Fewer Bigger Better

When I worked for Revlon fewer, bigger, better was the mantra the communications group used to help focus our programs. The legendary brand was in the midst of a turnaround and recognized that they really couldn’t do it all. I loved this concept because if you did it right - really right - you could conquer the world. What a dream. To be able to really only pursue the very best, delivering the best results.

Nice idea. Doesn’t often work though. When things get tough, my experience is that clients always want more. They want more, the biggest and the best. Not always, but in general. Even as a business owner, one that is acutely aware of resources and the resulting limitations, I want more. As a creative thinker I can’t stand the word no. I’m most always in hot pursuit of the yes. ‘Yes’ just seems a lot better than no. The answer is out there - you’ve just got to find it. This thinking doesn’t really line up against the fewer, bigger, better model. And I know my associates would prefer if I said no much more often. 

Here’s the thing: fewer, bigger, better really is the best strategy in the world of communications - and business.

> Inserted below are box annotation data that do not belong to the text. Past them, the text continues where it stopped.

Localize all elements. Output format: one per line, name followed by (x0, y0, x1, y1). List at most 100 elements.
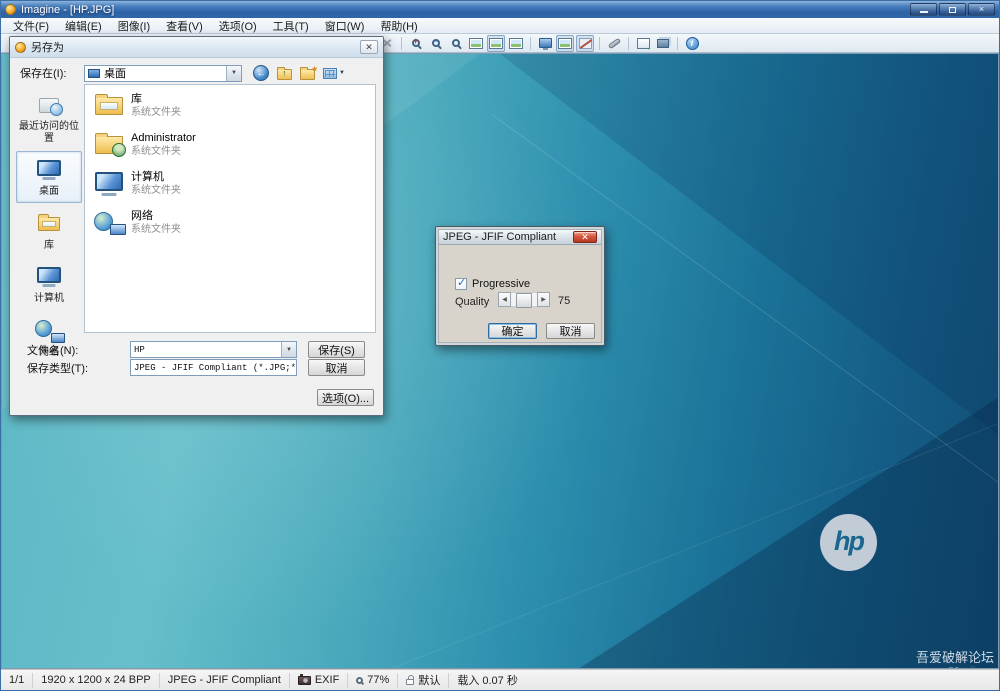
about-icon[interactable] (683, 35, 701, 52)
wrench-icon[interactable] (605, 35, 623, 52)
save-dialog-close-button[interactable]: ✕ (360, 40, 378, 54)
maximize-button[interactable] (939, 3, 966, 16)
slider-right-arrow[interactable] (537, 292, 550, 307)
slider-left-arrow[interactable] (498, 292, 511, 307)
app-icon (5, 4, 16, 15)
jpeg-dialog-title-bar[interactable]: JPEG - JFIF Compliant ✕ (439, 230, 601, 245)
fit-window-icon[interactable] (487, 35, 505, 52)
file-type: 系统文件夹 (131, 224, 181, 236)
save-type-row: 保存类型(T): JPEG - JFIF Compliant (*.JPG;*.… (18, 359, 375, 376)
file-name-row: 文件名(N): HP 保存(S) (18, 341, 375, 358)
status-profile[interactable]: 默认 (398, 673, 449, 688)
menu-window[interactable]: 窗口(W) (317, 18, 373, 33)
menu-tools[interactable]: 工具(T) (265, 18, 317, 33)
menu-bar: 文件(F) 编辑(E) 图像(I) 查看(V) 选项(O) 工具(T) 窗口(W… (1, 18, 999, 34)
new-folder-icon[interactable] (300, 69, 315, 80)
title-bar: Imagine - [HP.JPG] × (1, 1, 999, 18)
jpeg-cancel-button[interactable]: 取消 (546, 323, 595, 339)
status-dimensions: 1920 x 1200 x 24 BPP (33, 673, 159, 688)
status-load-time: 载入 0.07 秒 (449, 673, 526, 688)
menu-options[interactable]: 选项(O) (211, 18, 265, 33)
save-type-value: JPEG - JFIF Compliant (*.JPG;*.JPE;* (134, 363, 297, 373)
magnifier-icon (356, 677, 363, 684)
menu-view[interactable]: 查看(V) (158, 18, 211, 33)
file-type: 系统文件夹 (131, 107, 181, 119)
toolbar-separator (599, 37, 600, 50)
views-button[interactable]: ▼ (323, 68, 345, 79)
up-folder-icon[interactable] (277, 69, 292, 80)
user-folder-icon (95, 136, 123, 154)
slider-thumb[interactable] (516, 293, 532, 308)
toolbar-separator (677, 37, 678, 50)
close-icon: × (979, 5, 984, 14)
place-recent[interactable]: 最近访问的位置 (16, 86, 82, 149)
save-as-dialog: 另存为 ✕ 保存在(I): 桌面 ▼ (9, 36, 384, 416)
network-icon (35, 320, 63, 342)
close-button[interactable]: × (968, 3, 995, 16)
options-button[interactable]: 选项(O)... (317, 389, 374, 406)
place-desktop[interactable]: 桌面 (16, 151, 82, 203)
computer-icon (95, 172, 123, 191)
status-bar: 1/1 1920 x 1200 x 24 BPP JPEG - JFIF Com… (1, 669, 999, 690)
actual-size-icon[interactable] (507, 35, 525, 52)
computer-icon (37, 267, 61, 283)
exif-label: EXIF (315, 674, 339, 686)
toolbar-separator (628, 37, 629, 50)
menu-image[interactable]: 图像(I) (110, 18, 158, 33)
save-dialog-toolbar: 保存在(I): 桌面 ▼ (20, 64, 373, 82)
list-item[interactable]: 网络 系统文件夹 (91, 208, 369, 238)
libraries-icon (95, 97, 123, 115)
desktop-mini-icon (88, 69, 100, 78)
save-in-label: 保存在(I): (20, 65, 84, 81)
toolbar-separator (530, 37, 531, 50)
combo-dropdown-icon[interactable] (281, 342, 296, 357)
file-name-value: HP (134, 345, 145, 355)
desktop-icon (37, 160, 61, 176)
place-libraries[interactable]: 库 (16, 205, 82, 257)
status-exif[interactable]: EXIF (290, 673, 348, 688)
save-dialog-title-bar[interactable]: 另存为 ✕ (10, 37, 383, 58)
fullscreen-icon[interactable] (536, 35, 554, 52)
zoom-select-icon[interactable] (447, 35, 465, 52)
lock-edit-icon[interactable] (576, 35, 594, 52)
save-button[interactable]: 保存(S) (308, 341, 365, 358)
jpeg-dialog-body: JPEG - JFIF Compliant ✕ Progressive Qual… (438, 229, 602, 343)
resize-image-icon[interactable] (467, 35, 485, 52)
wallpaper-icon[interactable] (556, 35, 574, 52)
file-list: 库 系统文件夹 Administrator 系统文件夹 计算机 系统文件夹 (84, 84, 376, 333)
close-icon: ✕ (365, 42, 373, 53)
views-caret-icon: ▼ (339, 70, 345, 76)
menu-file[interactable]: 文件(F) (5, 18, 57, 33)
menu-edit[interactable]: 编辑(E) (57, 18, 110, 33)
profile-label: 默认 (418, 672, 440, 688)
jpeg-close-button[interactable]: ✕ (573, 231, 597, 243)
places-bar: 最近访问的位置 桌面 库 计算机 网络 (16, 86, 82, 331)
place-label: 库 (44, 240, 54, 252)
lock-icon (406, 679, 414, 685)
status-zoom[interactable]: 77% (348, 673, 398, 688)
save-all-icon[interactable] (654, 35, 672, 52)
list-item[interactable]: 库 系统文件夹 (91, 91, 369, 121)
batch-convert-icon[interactable] (634, 35, 652, 52)
file-name-input[interactable]: HP (130, 341, 297, 358)
save-type-combo[interactable]: JPEG - JFIF Compliant (*.JPG;*.JPE;* (130, 359, 297, 376)
save-in-combo[interactable]: 桌面 (84, 65, 242, 82)
maximize-icon (949, 7, 956, 13)
list-item[interactable]: Administrator 系统文件夹 (91, 130, 369, 160)
place-computer[interactable]: 计算机 (16, 258, 82, 310)
ok-button[interactable]: 确定 (488, 323, 537, 339)
forum-watermark: 吾爱破解论坛 www.52pojie.cn (916, 651, 994, 669)
list-item[interactable]: 计算机 系统文件夹 (91, 169, 369, 199)
minimize-button[interactable] (910, 3, 937, 16)
toolbar-separator (401, 37, 402, 50)
zoom-out-icon[interactable] (427, 35, 445, 52)
combo-dropdown-icon[interactable] (226, 66, 241, 81)
zoom-level: 77% (367, 674, 389, 686)
back-icon[interactable] (253, 65, 269, 81)
status-format: JPEG - JFIF Compliant (160, 673, 290, 688)
progressive-checkbox[interactable] (455, 278, 467, 290)
cancel-button[interactable]: 取消 (308, 359, 365, 376)
slider-track[interactable] (511, 292, 537, 307)
menu-help[interactable]: 帮助(H) (372, 18, 425, 33)
zoom-in-icon[interactable] (407, 35, 425, 52)
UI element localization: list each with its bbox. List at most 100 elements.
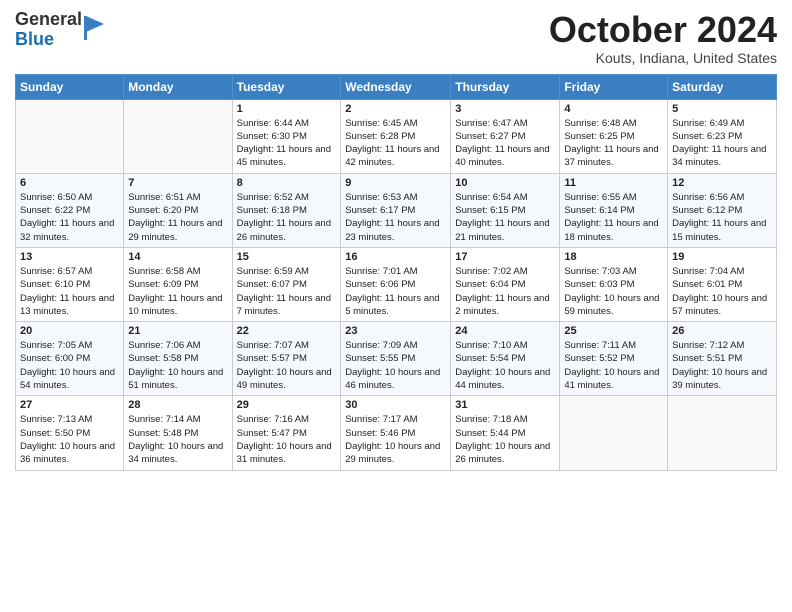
col-header-sunday: Sunday xyxy=(16,74,124,99)
day-number: 23 xyxy=(345,325,446,337)
day-info: Sunrise: 6:47 AM Sunset: 6:27 PM Dayligh… xyxy=(455,117,555,170)
calendar-cell: 8 Sunrise: 6:52 AM Sunset: 6:18 PM Daylig… xyxy=(232,173,341,247)
day-info: Sunrise: 7:04 AM Sunset: 6:01 PM Dayligh… xyxy=(672,265,772,318)
month-title: October 2024 xyxy=(549,10,777,50)
day-info: Sunrise: 7:18 AM Sunset: 5:44 PM Dayligh… xyxy=(455,413,555,466)
calendar-cell: 10 Sunrise: 6:54 AM Sunset: 6:15 PM Dayli… xyxy=(451,173,560,247)
day-number: 10 xyxy=(455,177,555,189)
calendar-cell xyxy=(16,99,124,173)
day-number: 17 xyxy=(455,251,555,263)
day-info: Sunrise: 6:48 AM Sunset: 6:25 PM Dayligh… xyxy=(564,117,663,170)
col-header-monday: Monday xyxy=(124,74,232,99)
calendar-cell xyxy=(124,99,232,173)
day-number: 13 xyxy=(20,251,119,263)
logo-general: General xyxy=(15,10,82,30)
day-info: Sunrise: 6:44 AM Sunset: 6:30 PM Dayligh… xyxy=(237,117,337,170)
calendar-cell: 24Sunrise: 7:10 AM Sunset: 5:54 PM Dayli… xyxy=(451,322,560,396)
day-info: Sunrise: 7:12 AM Sunset: 5:51 PM Dayligh… xyxy=(672,339,772,392)
col-header-saturday: Saturday xyxy=(668,74,777,99)
day-number: 3 xyxy=(455,103,555,115)
day-info: Sunrise: 6:51 AM Sunset: 6:20 PM Dayligh… xyxy=(128,191,227,244)
calendar-week-3: 13 Sunrise: 6:57 AM Sunset: 6:10 PM Dayli… xyxy=(16,247,777,321)
day-number: 20 xyxy=(20,325,119,337)
day-info: Sunrise: 7:11 AM Sunset: 5:52 PM Dayligh… xyxy=(564,339,663,392)
calendar-cell: 29 Sunrise: 7:16 AM Sunset: 5:47 PM Dayli… xyxy=(232,396,341,470)
day-number: 26 xyxy=(672,325,772,337)
calendar-cell: 7 Sunrise: 6:51 AM Sunset: 6:20 PM Daylig… xyxy=(124,173,232,247)
day-number: 29 xyxy=(237,399,337,411)
calendar-cell xyxy=(668,396,777,470)
day-number: 18 xyxy=(564,251,663,263)
day-info: Sunrise: 7:14 AM Sunset: 5:48 PM Dayligh… xyxy=(128,413,227,466)
day-info: Sunrise: 6:49 AM Sunset: 6:23 PM Dayligh… xyxy=(672,117,772,170)
day-number: 19 xyxy=(672,251,772,263)
calendar-cell: 16Sunrise: 7:01 AM Sunset: 6:06 PM Dayli… xyxy=(341,247,451,321)
day-number: 6 xyxy=(20,177,119,189)
calendar-cell: 17 Sunrise: 7:02 AM Sunset: 6:04 PM Dayli… xyxy=(451,247,560,321)
calendar-cell: 15Sunrise: 6:59 AM Sunset: 6:07 PM Dayli… xyxy=(232,247,341,321)
day-info: Sunrise: 6:59 AM Sunset: 6:07 PM Dayligh… xyxy=(237,265,337,318)
day-number: 14 xyxy=(128,251,227,263)
day-info: Sunrise: 7:09 AM Sunset: 5:55 PM Dayligh… xyxy=(345,339,446,392)
day-info: Sunrise: 6:53 AM Sunset: 6:17 PM Dayligh… xyxy=(345,191,446,244)
day-info: Sunrise: 6:45 AM Sunset: 6:28 PM Dayligh… xyxy=(345,117,446,170)
day-info: Sunrise: 6:57 AM Sunset: 6:10 PM Dayligh… xyxy=(20,265,119,318)
title-block: October 2024 Kouts, Indiana, United Stat… xyxy=(549,10,777,66)
calendar-cell: 11 Sunrise: 6:55 AM Sunset: 6:14 PM Dayli… xyxy=(560,173,668,247)
calendar-cell: 30 Sunrise: 7:17 AM Sunset: 5:46 PM Dayli… xyxy=(341,396,451,470)
calendar-cell: 4 Sunrise: 6:48 AM Sunset: 6:25 PM Daylig… xyxy=(560,99,668,173)
col-header-thursday: Thursday xyxy=(451,74,560,99)
day-number: 1 xyxy=(237,103,337,115)
calendar-header-row: SundayMondayTuesdayWednesdayThursdayFrid… xyxy=(16,74,777,99)
calendar-cell: 5 Sunrise: 6:49 AM Sunset: 6:23 PM Daylig… xyxy=(668,99,777,173)
day-info: Sunrise: 7:17 AM Sunset: 5:46 PM Dayligh… xyxy=(345,413,446,466)
day-number: 7 xyxy=(128,177,227,189)
day-number: 9 xyxy=(345,177,446,189)
calendar-cell: 12Sunrise: 6:56 AM Sunset: 6:12 PM Dayli… xyxy=(668,173,777,247)
calendar-cell: 19 Sunrise: 7:04 AM Sunset: 6:01 PM Dayli… xyxy=(668,247,777,321)
day-number: 11 xyxy=(564,177,663,189)
day-info: Sunrise: 7:02 AM Sunset: 6:04 PM Dayligh… xyxy=(455,265,555,318)
day-info: Sunrise: 7:16 AM Sunset: 5:47 PM Dayligh… xyxy=(237,413,337,466)
calendar-cell: 1 Sunrise: 6:44 AM Sunset: 6:30 PM Daylig… xyxy=(232,99,341,173)
day-number: 24 xyxy=(455,325,555,337)
day-info: Sunrise: 6:58 AM Sunset: 6:09 PM Dayligh… xyxy=(128,265,227,318)
calendar-cell: 6 Sunrise: 6:50 AM Sunset: 6:22 PM Daylig… xyxy=(16,173,124,247)
header: General Blue October 2024 Kouts, Indiana… xyxy=(15,10,777,66)
calendar-cell: 9 Sunrise: 6:53 AM Sunset: 6:17 PM Daylig… xyxy=(341,173,451,247)
day-info: Sunrise: 6:52 AM Sunset: 6:18 PM Dayligh… xyxy=(237,191,337,244)
day-number: 25 xyxy=(564,325,663,337)
col-header-tuesday: Tuesday xyxy=(232,74,341,99)
calendar-cell: 3 Sunrise: 6:47 AM Sunset: 6:27 PM Daylig… xyxy=(451,99,560,173)
page: General Blue October 2024 Kouts, Indiana… xyxy=(0,0,792,612)
day-number: 5 xyxy=(672,103,772,115)
day-info: Sunrise: 6:55 AM Sunset: 6:14 PM Dayligh… xyxy=(564,191,663,244)
calendar-cell: 22 Sunrise: 7:07 AM Sunset: 5:57 PM Dayli… xyxy=(232,322,341,396)
calendar-cell: 23 Sunrise: 7:09 AM Sunset: 5:55 PM Dayli… xyxy=(341,322,451,396)
calendar-cell: 26 Sunrise: 7:12 AM Sunset: 5:51 PM Dayli… xyxy=(668,322,777,396)
calendar-cell: 21Sunrise: 7:06 AM Sunset: 5:58 PM Dayli… xyxy=(124,322,232,396)
calendar-cell: 27 Sunrise: 7:13 AM Sunset: 5:50 PM Dayli… xyxy=(16,396,124,470)
calendar-cell: 20Sunrise: 7:05 AM Sunset: 6:00 PM Dayli… xyxy=(16,322,124,396)
day-info: Sunrise: 7:13 AM Sunset: 5:50 PM Dayligh… xyxy=(20,413,119,466)
day-info: Sunrise: 7:01 AM Sunset: 6:06 PM Dayligh… xyxy=(345,265,446,318)
day-number: 30 xyxy=(345,399,446,411)
day-number: 8 xyxy=(237,177,337,189)
day-info: Sunrise: 7:06 AM Sunset: 5:58 PM Dayligh… xyxy=(128,339,227,392)
calendar-cell: 2Sunrise: 6:45 AM Sunset: 6:28 PM Daylig… xyxy=(341,99,451,173)
calendar-cell: 31Sunrise: 7:18 AM Sunset: 5:44 PM Dayli… xyxy=(451,396,560,470)
day-info: Sunrise: 7:07 AM Sunset: 5:57 PM Dayligh… xyxy=(237,339,337,392)
col-header-wednesday: Wednesday xyxy=(341,74,451,99)
day-number: 22 xyxy=(237,325,337,337)
day-info: Sunrise: 7:03 AM Sunset: 6:03 PM Dayligh… xyxy=(564,265,663,318)
calendar-week-2: 6 Sunrise: 6:50 AM Sunset: 6:22 PM Daylig… xyxy=(16,173,777,247)
day-number: 28 xyxy=(128,399,227,411)
col-header-friday: Friday xyxy=(560,74,668,99)
day-number: 4 xyxy=(564,103,663,115)
location: Kouts, Indiana, United States xyxy=(549,50,777,66)
day-info: Sunrise: 6:54 AM Sunset: 6:15 PM Dayligh… xyxy=(455,191,555,244)
day-info: Sunrise: 6:50 AM Sunset: 6:22 PM Dayligh… xyxy=(20,191,119,244)
calendar-cell: 28 Sunrise: 7:14 AM Sunset: 5:48 PM Dayli… xyxy=(124,396,232,470)
day-number: 27 xyxy=(20,399,119,411)
calendar-week-5: 27 Sunrise: 7:13 AM Sunset: 5:50 PM Dayli… xyxy=(16,396,777,470)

As we become more connected across the globe and the pull to ‘do it all because you can’ gets stronger it’s more than smart, it's sane to stop and ask yourself, am I trying too hard for best when better might be, um, better? The allure of the hyper local movement, of narrower, deeper and more meaningful methods of connecting with each other has caught on because in the end no one wants to feel like a number. Fewer, bigger, better. It’s just a bit more human.